Normally, I am not drawn to comedic novels, but Less had so many good reviews and the Pulitzer Prize to recommend it, so I put it on my reading list. I’m glad that I put my preconceptions aside to read it. Not only was it funny, clever, and charming, it was emotionally affecting.

When Arthur Less, a forty-nine (not yet fifty, thank you very much) minor novelist receives a wedding invitation for his former lover, Freddy’s wedding, he knows attending the ceremony would be too painful and humiliating; not attending would be just as bad. His solution: accept every literary event invitation he’s received, cobbling together an around-the-world itinerary that will take him away from San Francisco for several months.

The ingenious structure allows Less to encounter myriad settings and characters so we see him interact in different contexts. (Of course, the downside is that interesting characters make only a brief appearance, but isn’t that like life?) Many of these settings are literary events, such as an award ceremony, and much has been made of Greer’s parody of this milieu. Less’ name itself provides Greer ample opportunity to play on the meaning of the surname and reflect on feelings of anxiety and literally feeling less than others around him. Less’ novel-within-a-novel, Swift, and it’s changing focus parallels Less’ own journey.

Early in the novel, I was struck by its humor of the absurd when Arthur Less’ guides take him to the Pyramid of the Sun and Pyramid of the Moon. One of the guides, Fernando, tells Less about everything he must see in Mexico City, yet, every site is closed for renovations, to mount a new exhibit, or simply because it was Monday.
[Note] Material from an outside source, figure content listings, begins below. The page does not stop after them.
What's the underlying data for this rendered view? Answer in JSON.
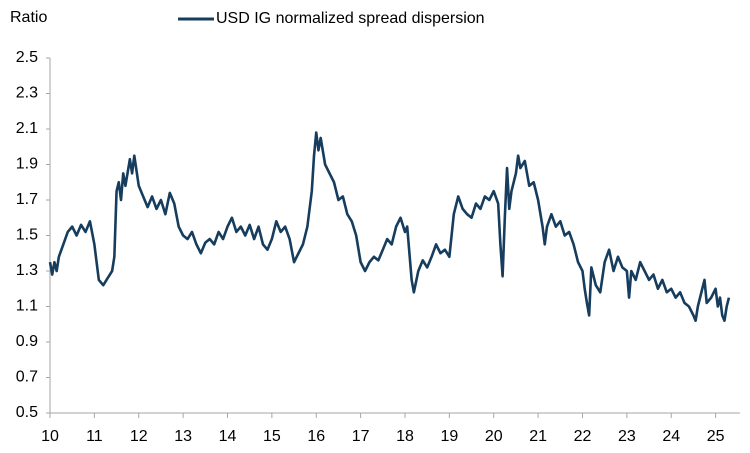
{
  "chart_data": {
    "type": "line",
    "y_label": "Ratio",
    "xlim": [
      10,
      25.55
    ],
    "xticks": [
      10,
      11,
      12,
      13,
      14,
      15,
      16,
      17,
      18,
      19,
      20,
      21,
      22,
      23,
      24,
      25
    ],
    "ylim": [
      0.5,
      2.5
    ],
    "yticks": [
      0.5,
      0.7,
      0.9,
      1.1,
      1.3,
      1.5,
      1.7,
      1.9,
      2.1,
      2.3,
      2.5
    ],
    "grid": false,
    "legend": "top",
    "x": [
      10.0,
      10.05,
      10.1,
      10.15,
      10.2,
      10.3,
      10.4,
      10.5,
      10.6,
      10.7,
      10.8,
      10.9,
      11.0,
      11.05,
      11.1,
      11.2,
      11.3,
      11.4,
      11.45,
      11.5,
      11.55,
      11.6,
      11.65,
      11.7,
      11.8,
      11.85,
      11.9,
      12.0,
      12.1,
      12.2,
      12.3,
      12.4,
      12.5,
      12.6,
      12.7,
      12.8,
      12.9,
      13.0,
      13.1,
      13.2,
      13.3,
      13.4,
      13.5,
      13.6,
      13.7,
      13.8,
      13.9,
      14.0,
      14.1,
      14.2,
      14.3,
      14.4,
      14.5,
      14.6,
      14.7,
      14.8,
      14.9,
      15.0,
      15.1,
      15.2,
      15.3,
      15.4,
      15.5,
      15.6,
      15.7,
      15.8,
      15.9,
      15.95,
      16.0,
      16.05,
      16.1,
      16.2,
      16.3,
      16.4,
      16.5,
      16.6,
      16.7,
      16.8,
      16.9,
      17.0,
      17.1,
      17.2,
      17.3,
      17.4,
      17.5,
      17.6,
      17.7,
      17.8,
      17.9,
      18.0,
      18.05,
      18.1,
      18.15,
      18.2,
      18.3,
      18.4,
      18.5,
      18.6,
      18.7,
      18.8,
      18.9,
      19.0,
      19.05,
      19.1,
      19.2,
      19.3,
      19.4,
      19.5,
      19.6,
      19.7,
      19.8,
      19.9,
      20.0,
      20.1,
      20.15,
      20.2,
      20.25,
      20.3,
      20.35,
      20.4,
      20.5,
      20.55,
      20.6,
      20.7,
      20.8,
      20.9,
      21.0,
      21.1,
      21.15,
      21.2,
      21.3,
      21.4,
      21.5,
      21.6,
      21.7,
      21.8,
      21.9,
      22.0,
      22.05,
      22.1,
      22.15,
      22.2,
      22.3,
      22.4,
      22.5,
      22.6,
      22.7,
      22.8,
      22.9,
      23.0,
      23.05,
      23.1,
      23.2,
      23.3,
      23.4,
      23.5,
      23.6,
      23.7,
      23.8,
      23.9,
      24.0,
      24.1,
      24.2,
      24.3,
      24.4,
      24.5,
      24.55,
      24.6,
      24.7,
      24.75,
      24.8,
      24.9,
      25.0,
      25.05,
      25.1,
      25.15,
      25.2,
      25.25,
      25.3
    ],
    "series": [
      {
        "name": "USD IG normalized spread dispersion",
        "color": "#163d5e",
        "values": [
          1.35,
          1.28,
          1.35,
          1.3,
          1.38,
          1.45,
          1.52,
          1.55,
          1.5,
          1.56,
          1.52,
          1.58,
          1.45,
          1.35,
          1.25,
          1.22,
          1.26,
          1.3,
          1.38,
          1.75,
          1.8,
          1.7,
          1.85,
          1.78,
          1.93,
          1.85,
          1.95,
          1.78,
          1.72,
          1.66,
          1.72,
          1.65,
          1.7,
          1.62,
          1.74,
          1.68,
          1.55,
          1.5,
          1.48,
          1.52,
          1.45,
          1.4,
          1.46,
          1.48,
          1.45,
          1.52,
          1.48,
          1.55,
          1.6,
          1.52,
          1.55,
          1.5,
          1.56,
          1.48,
          1.55,
          1.45,
          1.42,
          1.48,
          1.58,
          1.52,
          1.55,
          1.48,
          1.35,
          1.4,
          1.45,
          1.55,
          1.75,
          1.95,
          2.08,
          1.98,
          2.05,
          1.9,
          1.85,
          1.8,
          1.7,
          1.72,
          1.62,
          1.58,
          1.5,
          1.35,
          1.3,
          1.35,
          1.38,
          1.36,
          1.42,
          1.48,
          1.45,
          1.55,
          1.6,
          1.52,
          1.55,
          1.4,
          1.25,
          1.18,
          1.3,
          1.36,
          1.32,
          1.38,
          1.45,
          1.4,
          1.42,
          1.38,
          1.5,
          1.62,
          1.72,
          1.65,
          1.62,
          1.6,
          1.68,
          1.65,
          1.72,
          1.7,
          1.75,
          1.68,
          1.45,
          1.27,
          1.6,
          1.88,
          1.65,
          1.75,
          1.85,
          1.95,
          1.88,
          1.92,
          1.78,
          1.8,
          1.7,
          1.55,
          1.45,
          1.55,
          1.62,
          1.55,
          1.58,
          1.5,
          1.52,
          1.45,
          1.35,
          1.3,
          1.2,
          1.12,
          1.05,
          1.32,
          1.22,
          1.18,
          1.35,
          1.42,
          1.3,
          1.38,
          1.32,
          1.3,
          1.15,
          1.3,
          1.25,
          1.35,
          1.3,
          1.25,
          1.28,
          1.2,
          1.25,
          1.18,
          1.2,
          1.15,
          1.18,
          1.12,
          1.1,
          1.05,
          1.02,
          1.1,
          1.2,
          1.25,
          1.12,
          1.15,
          1.2,
          1.1,
          1.15,
          1.05,
          1.02,
          1.1,
          1.15
        ]
      }
    ]
  }
}
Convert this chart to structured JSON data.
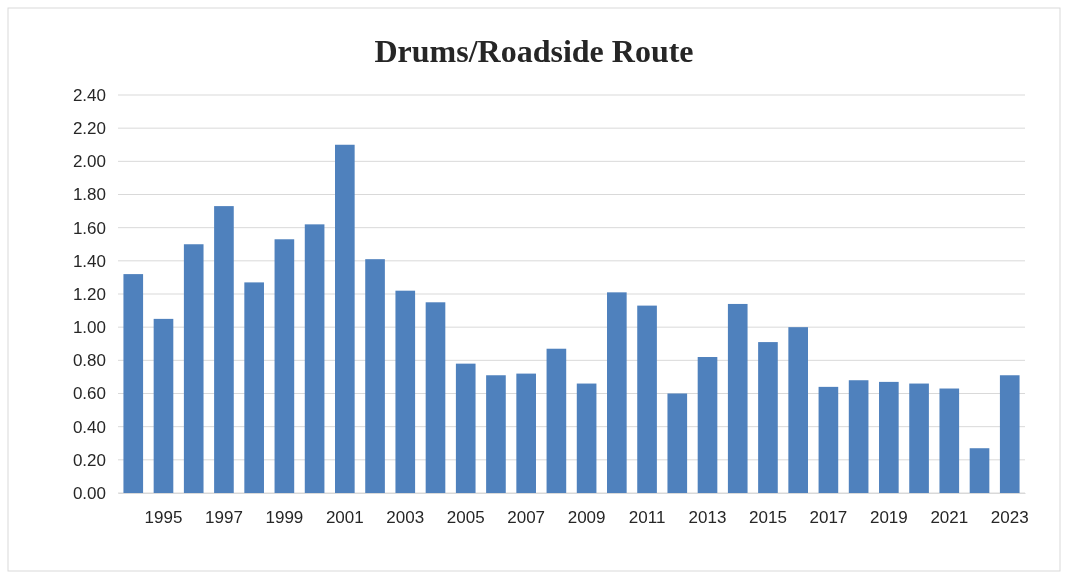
{
  "chart_data": {
    "type": "bar",
    "title": "Drums/Roadside Route",
    "categories": [
      null,
      "1995",
      null,
      "1997",
      null,
      "1999",
      null,
      "2001",
      null,
      "2003",
      null,
      "2005",
      null,
      "2007",
      null,
      "2009",
      null,
      "2011",
      null,
      "2013",
      null,
      "2015",
      null,
      "2017",
      null,
      "2019",
      null,
      "2021",
      null,
      "2023"
    ],
    "values": [
      1.32,
      1.05,
      1.5,
      1.73,
      1.27,
      1.53,
      1.62,
      2.1,
      1.41,
      1.22,
      1.15,
      0.78,
      0.71,
      0.72,
      0.87,
      0.66,
      1.21,
      1.13,
      0.6,
      0.82,
      1.14,
      0.91,
      1.0,
      0.64,
      0.68,
      0.67,
      0.66,
      0.63,
      0.27,
      0.71
    ],
    "color": "#4f81bd",
    "ylim": [
      0,
      2.4
    ],
    "yticks": [
      {
        "value": 0,
        "label": "0.00"
      },
      {
        "value": 0.2,
        "label": "0.20"
      },
      {
        "value": 0.4,
        "label": "0.40"
      },
      {
        "value": 0.6,
        "label": "0.60"
      },
      {
        "value": 0.8,
        "label": "0.80"
      },
      {
        "value": 1,
        "label": "1.00"
      },
      {
        "value": 1.2,
        "label": "1.20"
      },
      {
        "value": 1.4,
        "label": "1.40"
      },
      {
        "value": 1.6,
        "label": "1.60"
      },
      {
        "value": 1.8,
        "label": "1.80"
      },
      {
        "value": 2,
        "label": "2.00"
      },
      {
        "value": 2.2,
        "label": "2.20"
      },
      {
        "value": 2.4,
        "label": "2.40"
      }
    ],
    "grid": "y"
  }
}
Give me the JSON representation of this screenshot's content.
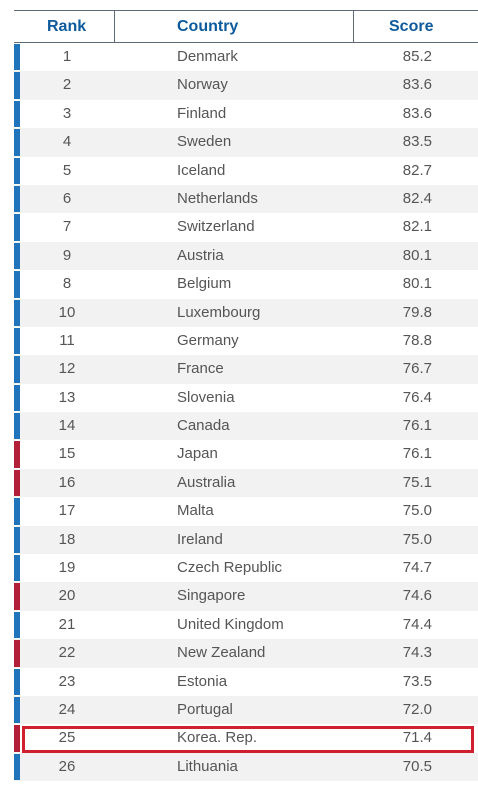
{
  "header": {
    "rank": "Rank",
    "country": "Country",
    "score": "Score"
  },
  "colors": {
    "blue": "#1f74bb",
    "red": "#b31f38",
    "highlight": "#d0202e"
  },
  "rows": [
    {
      "rank": "1",
      "country": "Denmark",
      "score": "85.2",
      "bar": "blue"
    },
    {
      "rank": "2",
      "country": "Norway",
      "score": "83.6",
      "bar": "blue"
    },
    {
      "rank": "3",
      "country": "Finland",
      "score": "83.6",
      "bar": "blue"
    },
    {
      "rank": "4",
      "country": "Sweden",
      "score": "83.5",
      "bar": "blue"
    },
    {
      "rank": "5",
      "country": "Iceland",
      "score": "82.7",
      "bar": "blue"
    },
    {
      "rank": "6",
      "country": "Netherlands",
      "score": "82.4",
      "bar": "blue"
    },
    {
      "rank": "7",
      "country": "Switzerland",
      "score": "82.1",
      "bar": "blue"
    },
    {
      "rank": "9",
      "country": "Austria",
      "score": "80.1",
      "bar": "blue"
    },
    {
      "rank": "8",
      "country": "Belgium",
      "score": "80.1",
      "bar": "blue"
    },
    {
      "rank": "10",
      "country": "Luxembourg",
      "score": "79.8",
      "bar": "blue"
    },
    {
      "rank": "11",
      "country": "Germany",
      "score": "78.8",
      "bar": "blue"
    },
    {
      "rank": "12",
      "country": "France",
      "score": "76.7",
      "bar": "blue"
    },
    {
      "rank": "13",
      "country": "Slovenia",
      "score": "76.4",
      "bar": "blue"
    },
    {
      "rank": "14",
      "country": "Canada",
      "score": "76.1",
      "bar": "blue"
    },
    {
      "rank": "15",
      "country": "Japan",
      "score": "76.1",
      "bar": "red"
    },
    {
      "rank": "16",
      "country": "Australia",
      "score": "75.1",
      "bar": "red"
    },
    {
      "rank": "17",
      "country": "Malta",
      "score": "75.0",
      "bar": "blue"
    },
    {
      "rank": "18",
      "country": "Ireland",
      "score": "75.0",
      "bar": "blue"
    },
    {
      "rank": "19",
      "country": "Czech Republic",
      "score": "74.7",
      "bar": "blue"
    },
    {
      "rank": "20",
      "country": "Singapore",
      "score": "74.6",
      "bar": "red"
    },
    {
      "rank": "21",
      "country": "United Kingdom",
      "score": "74.4",
      "bar": "blue"
    },
    {
      "rank": "22",
      "country": "New Zealand",
      "score": "74.3",
      "bar": "red"
    },
    {
      "rank": "23",
      "country": "Estonia",
      "score": "73.5",
      "bar": "blue"
    },
    {
      "rank": "24",
      "country": "Portugal",
      "score": "72.0",
      "bar": "blue"
    },
    {
      "rank": "25",
      "country": "Korea. Rep.",
      "score": "71.4",
      "bar": "red",
      "highlighted": true
    },
    {
      "rank": "26",
      "country": "Lithuania",
      "score": "70.5",
      "bar": "blue"
    }
  ]
}
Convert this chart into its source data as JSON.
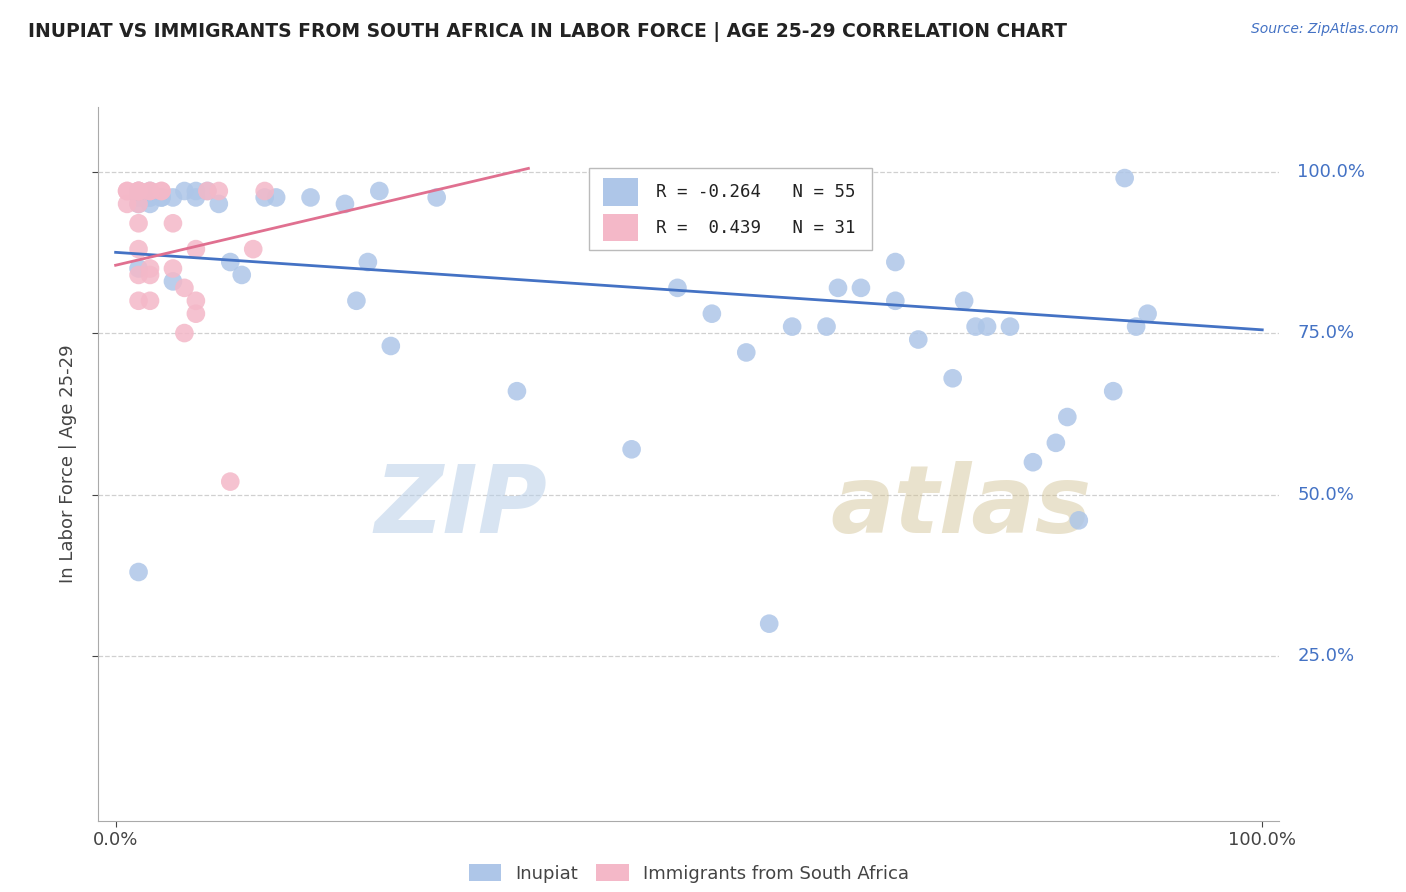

Another very funny aspect was Less’ unshakable belief he was fluent in German, skilled enough to teach a five-week class in German in Berlin. Less is absolutely not fluent in German.

Yet, the novel at times unveils truths that are gut-wrenching, though Greer always presents these moments subtly and without pedantry. For example, Less, considering his upcoming fiftieth birthday, thinks that he has no gay role models for growing older. The generation before his never had the change to age as they were struck down by AIDS. In another moment, in India, Less, slightly irritated, wonders why so many people picnic on the grounds of the Christian retreat center where he booked himself without realizing the “brand,” is told that nowhere else is safe for the Christians to congregate. (He then castigates himself for being an asshole.)

So, in a sense, calling the novel comedic does it a disservice, insofar as comedic novels are viewed as frivolous and empty. Less is divinely funny but certainly not frivolous or empty. It is a satisfying read addressing serious issues that will make you laugh out loud.